Na Altanę
Altana to najwyższe wzniesienie w województwie mazowieckim - zawrotne 408m n.p.m. Z wyjazdem w to miejsce nosiłem się już od jakiegoś czasu, ale czekałem na odpowiednią pogodę. Dzisiaj rano i w południe nareszcie była taka jaką lubię. Słoneczko grzało tak jak trzeba, jechało mi się wybornie.

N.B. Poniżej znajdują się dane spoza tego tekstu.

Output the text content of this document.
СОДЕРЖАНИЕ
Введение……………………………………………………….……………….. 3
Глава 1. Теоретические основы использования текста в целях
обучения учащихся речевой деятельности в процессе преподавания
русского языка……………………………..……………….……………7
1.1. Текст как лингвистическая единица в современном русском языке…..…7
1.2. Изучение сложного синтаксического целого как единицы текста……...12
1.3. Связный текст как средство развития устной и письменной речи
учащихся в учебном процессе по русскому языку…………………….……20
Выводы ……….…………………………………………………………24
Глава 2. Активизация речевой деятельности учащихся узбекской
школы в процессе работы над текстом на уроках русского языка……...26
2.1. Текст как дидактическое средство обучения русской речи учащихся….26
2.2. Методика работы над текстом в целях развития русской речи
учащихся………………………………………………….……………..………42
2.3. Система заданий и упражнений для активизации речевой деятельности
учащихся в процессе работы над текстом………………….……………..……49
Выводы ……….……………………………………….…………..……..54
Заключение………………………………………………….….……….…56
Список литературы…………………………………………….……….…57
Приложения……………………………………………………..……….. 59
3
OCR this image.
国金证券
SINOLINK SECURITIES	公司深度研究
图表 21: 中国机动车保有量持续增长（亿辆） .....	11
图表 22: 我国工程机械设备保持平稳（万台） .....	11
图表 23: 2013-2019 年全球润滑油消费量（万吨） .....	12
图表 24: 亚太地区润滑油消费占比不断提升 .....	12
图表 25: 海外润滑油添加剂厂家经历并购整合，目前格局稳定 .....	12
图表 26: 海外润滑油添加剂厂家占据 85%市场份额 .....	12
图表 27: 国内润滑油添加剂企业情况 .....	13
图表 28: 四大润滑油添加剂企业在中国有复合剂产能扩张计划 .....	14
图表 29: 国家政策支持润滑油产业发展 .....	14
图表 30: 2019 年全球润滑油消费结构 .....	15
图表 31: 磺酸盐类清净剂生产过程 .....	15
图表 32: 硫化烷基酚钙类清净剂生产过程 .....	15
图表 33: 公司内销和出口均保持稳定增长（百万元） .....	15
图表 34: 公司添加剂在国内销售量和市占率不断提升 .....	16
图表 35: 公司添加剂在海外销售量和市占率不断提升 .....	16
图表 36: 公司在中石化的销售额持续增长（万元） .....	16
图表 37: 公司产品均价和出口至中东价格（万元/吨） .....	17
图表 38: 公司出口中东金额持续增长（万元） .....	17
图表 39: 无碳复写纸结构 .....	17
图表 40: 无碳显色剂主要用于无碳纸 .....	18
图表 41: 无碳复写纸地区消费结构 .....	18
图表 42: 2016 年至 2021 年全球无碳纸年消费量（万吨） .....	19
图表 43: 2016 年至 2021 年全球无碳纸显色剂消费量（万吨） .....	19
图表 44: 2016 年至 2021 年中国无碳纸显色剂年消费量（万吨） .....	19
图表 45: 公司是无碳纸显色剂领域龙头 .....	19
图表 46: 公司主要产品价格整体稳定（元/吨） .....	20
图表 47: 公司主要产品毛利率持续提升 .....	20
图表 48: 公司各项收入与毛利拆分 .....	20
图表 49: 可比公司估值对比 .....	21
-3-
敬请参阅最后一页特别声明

Do Szydłowca dojechałem tak jak zazwyczaj przez Orońsko, Zaborowie i na miejscu przy zamku zrobiłem sobie mały popas. Po krótkiej przerwie czas na główną atrakcję dzisiejszego wypadu czyli prawdziwy podjazd. Do Huciska cały czas asfaltem.
Ostatni odcinek na Altanę wjechałem zielonym szlakiem. Trochę mokrawo było i mocno sfatygowane kendy czasami się uślizgiwały, ale dałem radę bez gleby. Szkoda, że nie dało się wejść na wieżę obserwacyjną, bo widok musi być niezły.
Potem był zjazd. Na pierwszy kilkudziesięciu metrach bałem się czy to bezpieczne na tych oponach jakie miałem i trzymałem za klamki, ale co tam raz się żyje. O dziwo obyło się bez niespodziewanych atrakcji. Dalej asfaltem bez dokręcania, a i tak po nierównej nawierzchni było 60 km/h.
W Szydłowcu znów zrobiłem popas i kierunek Radom tą samą drogą. Za Szydłowcem ucieczka przed burzą. Na szczęście udana. Od Zaborowa wróciła plażowa pogoda.